Sometimes, no matter how positive we look at life, there would come a time that we would be facing problems that would rattle and take us off balance. If there are a lot of opportunities around, there are also a lot of risks to consider– especially when it comes to our personal finances.
For this reason, we need to prioritize all the decisions that we are going to make in order to have some sort of safety net. Money doesn’t grow on trees, as they say. This is to prepare for the unexpected events–whether good or bad– that may occur. So what are the ways to balance or, at the very least, mitigate the risks that we take as an earner, consumer, or breadwinner? (Read: 3 Things Every Newbie Investor Should Know)
What is financial risk?
You might have heard financial risk when talking about investments– personal or company-wise. Basically, it’s about the cash flow and the possibility of losing money. (Read: Investment 101: The Most Basic Terms You Need to Know)
As a regular earner and consumer, we are constantly dealing with financial risks. It is one of those we cannot run away from. This could either be an effect of the decisions we make, or a circumstance that we are not in control of. No matter the reason, these financial risks can make our break our earnings– it can even take away everything we have.
Financial Risk Management
In order to balance the risks, one must practice financial risk management.
Financial risk management is the process of identifying risks, analyzing them, and making investment decisions– accepting or mitigating the risk. These risks can either be quantitative or qualitative. To do this, you must do a financial needs analysis for you to know the gravity of each risk you will decide to take or not.

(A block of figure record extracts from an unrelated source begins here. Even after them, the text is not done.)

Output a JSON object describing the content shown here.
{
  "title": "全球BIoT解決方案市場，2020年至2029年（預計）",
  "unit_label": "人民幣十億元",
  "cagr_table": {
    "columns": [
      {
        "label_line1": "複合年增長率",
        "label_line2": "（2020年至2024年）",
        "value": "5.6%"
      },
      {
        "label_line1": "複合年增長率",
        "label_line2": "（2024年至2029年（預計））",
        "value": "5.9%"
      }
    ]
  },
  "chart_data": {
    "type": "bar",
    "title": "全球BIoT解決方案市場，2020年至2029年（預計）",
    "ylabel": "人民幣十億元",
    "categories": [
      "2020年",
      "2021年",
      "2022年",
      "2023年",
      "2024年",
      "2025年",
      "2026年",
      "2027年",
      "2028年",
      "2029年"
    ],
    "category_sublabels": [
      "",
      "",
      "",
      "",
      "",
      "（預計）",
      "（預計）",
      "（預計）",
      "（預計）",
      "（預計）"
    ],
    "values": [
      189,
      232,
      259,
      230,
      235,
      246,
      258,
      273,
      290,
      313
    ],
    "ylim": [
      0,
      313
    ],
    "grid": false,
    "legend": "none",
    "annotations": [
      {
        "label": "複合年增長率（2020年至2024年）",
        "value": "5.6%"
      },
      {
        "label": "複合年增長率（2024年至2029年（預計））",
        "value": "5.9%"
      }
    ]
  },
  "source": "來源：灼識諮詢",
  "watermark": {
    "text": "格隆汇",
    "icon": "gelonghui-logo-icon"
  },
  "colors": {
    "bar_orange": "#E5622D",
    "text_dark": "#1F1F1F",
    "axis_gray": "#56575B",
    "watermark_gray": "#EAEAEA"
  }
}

For example, your fear of not having your own car this year might be a lesser fear compared to not having an emergency fund. In this example, you decide on whether to take the risk of buying a car and not having enough in case of an emergency, let’s say, a hospitalization. So you weigh what is more important: the risk of having a critical disease and not being able to afford medication or the risk of not driving your own car. Another example is saving up your earnings compared to being broke once you stop working. (Read: Knowing Your Money Personality Can Lead to More Money in the Bank!)

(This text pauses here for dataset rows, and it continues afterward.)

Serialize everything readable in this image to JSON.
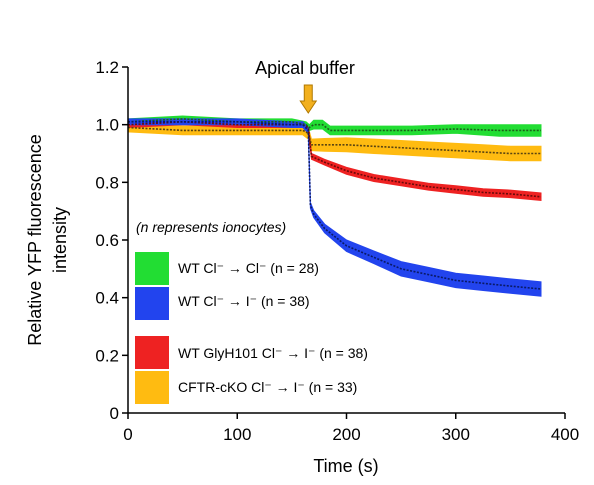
{
  "chart_data": {
    "type": "line",
    "xlabel": "Time (s)",
    "ylabel_lines": [
      "Relative YFP fluorescence",
      "intensity"
    ],
    "xlim": [
      0,
      400
    ],
    "ylim": [
      0,
      1.2
    ],
    "xticks": [
      0,
      100,
      200,
      300,
      400
    ],
    "yticks": [
      0,
      0.2,
      0.4,
      0.6,
      0.8,
      1.0,
      1.2
    ],
    "xtick_labels": [
      "0",
      "100",
      "200",
      "300",
      "400"
    ],
    "ytick_labels": [
      "0",
      "0.2",
      "0.4",
      "0.6",
      "0.8",
      "1.0",
      "1.2"
    ],
    "annotation": {
      "text": "Apical buffer",
      "x": 165
    },
    "legend_note": "(n represents ionocytes)",
    "legend_placement": "bottom-left",
    "series": [
      {
        "name": "WT Cl⁻ → Cl⁻ (n = 28)",
        "color": "#22dd33",
        "line_color": "#1a5f1a",
        "x": [
          0,
          50,
          100,
          150,
          163,
          166,
          170,
          178,
          185,
          195,
          220,
          260,
          300,
          340,
          378
        ],
        "y": [
          1.01,
          1.02,
          1.01,
          1.01,
          1.0,
          0.99,
          1.0,
          1.0,
          0.98,
          0.98,
          0.98,
          0.98,
          0.985,
          0.98,
          0.98
        ],
        "err": [
          0.01,
          0.01,
          0.01,
          0.01,
          0.01,
          0.01,
          0.015,
          0.015,
          0.015,
          0.015,
          0.015,
          0.015,
          0.015,
          0.02,
          0.02
        ]
      },
      {
        "name": "WT Cl⁻ → I⁻ (n = 38)",
        "color": "#2244ee",
        "line_color": "#0a1a66",
        "x": [
          0,
          50,
          100,
          150,
          160,
          165,
          167,
          170,
          180,
          200,
          225,
          250,
          275,
          300,
          325,
          350,
          378
        ],
        "y": [
          1.01,
          1.01,
          1.01,
          1.0,
          1.0,
          0.98,
          0.72,
          0.69,
          0.64,
          0.58,
          0.54,
          0.5,
          0.48,
          0.46,
          0.45,
          0.44,
          0.43
        ],
        "err": [
          0.01,
          0.01,
          0.01,
          0.01,
          0.01,
          0.01,
          0.01,
          0.012,
          0.015,
          0.02,
          0.022,
          0.025,
          0.025,
          0.025,
          0.025,
          0.025,
          0.025
        ]
      },
      {
        "name": "WT GlyH101 Cl⁻ → I⁻ (n = 38)",
        "color": "#ee2222",
        "line_color": "#6a0a0a",
        "x": [
          0,
          50,
          100,
          150,
          160,
          165,
          168,
          180,
          200,
          225,
          250,
          275,
          300,
          325,
          350,
          378
        ],
        "y": [
          1.0,
          1.01,
          1.0,
          1.0,
          1.0,
          0.99,
          0.89,
          0.87,
          0.84,
          0.815,
          0.8,
          0.785,
          0.775,
          0.765,
          0.76,
          0.75
        ],
        "err": [
          0.01,
          0.01,
          0.01,
          0.01,
          0.01,
          0.01,
          0.01,
          0.01,
          0.012,
          0.012,
          0.012,
          0.012,
          0.013,
          0.013,
          0.013,
          0.013
        ]
      },
      {
        "name": "CFTR-cKO Cl⁻ → I⁻ (n = 33)",
        "color": "#ffbb11",
        "line_color": "#5a4410",
        "x": [
          0,
          50,
          100,
          150,
          160,
          165,
          168,
          180,
          200,
          225,
          250,
          275,
          300,
          325,
          350,
          378
        ],
        "y": [
          0.99,
          0.98,
          0.98,
          0.98,
          0.98,
          0.97,
          0.93,
          0.93,
          0.93,
          0.925,
          0.92,
          0.915,
          0.91,
          0.905,
          0.9,
          0.9
        ],
        "err": [
          0.015,
          0.015,
          0.015,
          0.015,
          0.015,
          0.02,
          0.02,
          0.022,
          0.024,
          0.025,
          0.025,
          0.025,
          0.025,
          0.025,
          0.025,
          0.025
        ]
      }
    ]
  },
  "colors": {
    "arrow_fill": "#f2b01e",
    "arrow_stroke": "#b07800"
  }
}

Why do we need to practice this as a habit?
Most people’s spending habits and financial decisions are driven by emotions. It could be greed, jealousy, desperation, or even happiness! These emotions can somewhat alter our rational minds to go with what is practical and sustainable, or what can satisfy us at the moment. (Read: 5 Ways to Manage Your Finances Amid COVID-19)
Mindfully practicing financial risk management involves a calculated and careful identification of the risks in accordance to what we need at the moment. Through this, we are able to channel self-discipline, which contributes to a well-balanced checkbook and life.